I’m a 50 yr old lady and have had weird symptoms for the last 2+ years that come and go.
Based on symptoms of the last year or so I have been seen by Stroke Clinic and Ophthalmology.

Firstly I’m generally a well person. In December 2019 I suddenly started with Reynaunds, totally out of the blue. Following this Feb 2020 i had random numbness in my lower legs were I felt like areas were numb. This moved to my arm, hand and shoulder. I also had weird eye symptoms when I closed my eyes again only my right eye where it felt like my eyeball was flickering up and down.
I was tested for Rheumatoid - negative.

During this time I also had urge to urinate frequently going about 20+ times a day! I was told it was due to the fact I’ve had 3 kids.

Skip to October 2020.
Had a sudden loss of vision in my right eye (20 seconds maybe). The day after I had what I would call a foot drop?!? Where I felt like I couldn’t feel my right foot and it was slapping on the ground when I walked. Followed by a tight feeling around my chest like I couldn’t breath.
Numbness started in my arm, like I only had 80% power. I was sent to A&E nothing abnormal discovered but referred to stroke clinic. Diagnosed amaurosis fugax, kind of TIA.

Echo, ECG all normal.

The eye flickering started again making my eye feel bruised? My legs felt heavy and weak.

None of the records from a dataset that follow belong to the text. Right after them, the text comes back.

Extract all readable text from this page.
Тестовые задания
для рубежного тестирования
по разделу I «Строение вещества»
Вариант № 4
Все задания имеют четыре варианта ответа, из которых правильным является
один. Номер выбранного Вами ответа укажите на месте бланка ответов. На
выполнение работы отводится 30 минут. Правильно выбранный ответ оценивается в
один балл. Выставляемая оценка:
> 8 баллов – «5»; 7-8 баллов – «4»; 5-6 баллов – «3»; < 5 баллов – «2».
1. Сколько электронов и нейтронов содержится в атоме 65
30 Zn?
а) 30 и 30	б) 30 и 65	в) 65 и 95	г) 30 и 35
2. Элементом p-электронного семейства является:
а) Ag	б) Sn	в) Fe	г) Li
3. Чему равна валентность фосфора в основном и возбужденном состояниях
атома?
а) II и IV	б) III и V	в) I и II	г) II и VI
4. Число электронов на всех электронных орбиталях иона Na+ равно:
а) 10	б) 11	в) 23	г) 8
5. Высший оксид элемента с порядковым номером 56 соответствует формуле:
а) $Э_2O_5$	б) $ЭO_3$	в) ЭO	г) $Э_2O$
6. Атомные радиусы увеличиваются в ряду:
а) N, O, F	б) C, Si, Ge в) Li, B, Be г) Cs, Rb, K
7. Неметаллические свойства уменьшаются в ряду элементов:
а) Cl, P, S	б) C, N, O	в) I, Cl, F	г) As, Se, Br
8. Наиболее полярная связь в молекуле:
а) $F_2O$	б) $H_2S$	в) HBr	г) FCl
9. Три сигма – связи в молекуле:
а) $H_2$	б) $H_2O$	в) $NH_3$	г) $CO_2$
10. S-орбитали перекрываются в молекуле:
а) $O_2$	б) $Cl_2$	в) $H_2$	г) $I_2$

August 2020 another episode of loss of vision in my right eye only for a few seconds. Carotid Doppler normal, ophthalmology normal.

Symptoms eventually resolved but back again this week. 20+ times a day weeing, 4/5 times a day the other way! Random stabbing pains on the right side of my head. Numbness in my right hand arm and my right ankle. Eye flickering again and my eye just feels ? Lazy/bruised.

I’m left wondering do I push for further investigations? I’m not even sure these are signs/symptoms of MS?

Any advice would be greatly appreciated :relaxed:

Hi there, your experience sounds very similar to mine for the few years before I got diagnosed. It’s really important to keep pushing for more tests if you feel upto it. Not easy when you might be feeling exhausted and overwhelmed.It was an ophthalmologist who referred me to a neurologist to get a MRI appointment. I don’t want to scare you but things like your eye pain might be due to optic neuritis and your chest tightness might be due to what’s called the MS hug. Hope this helps.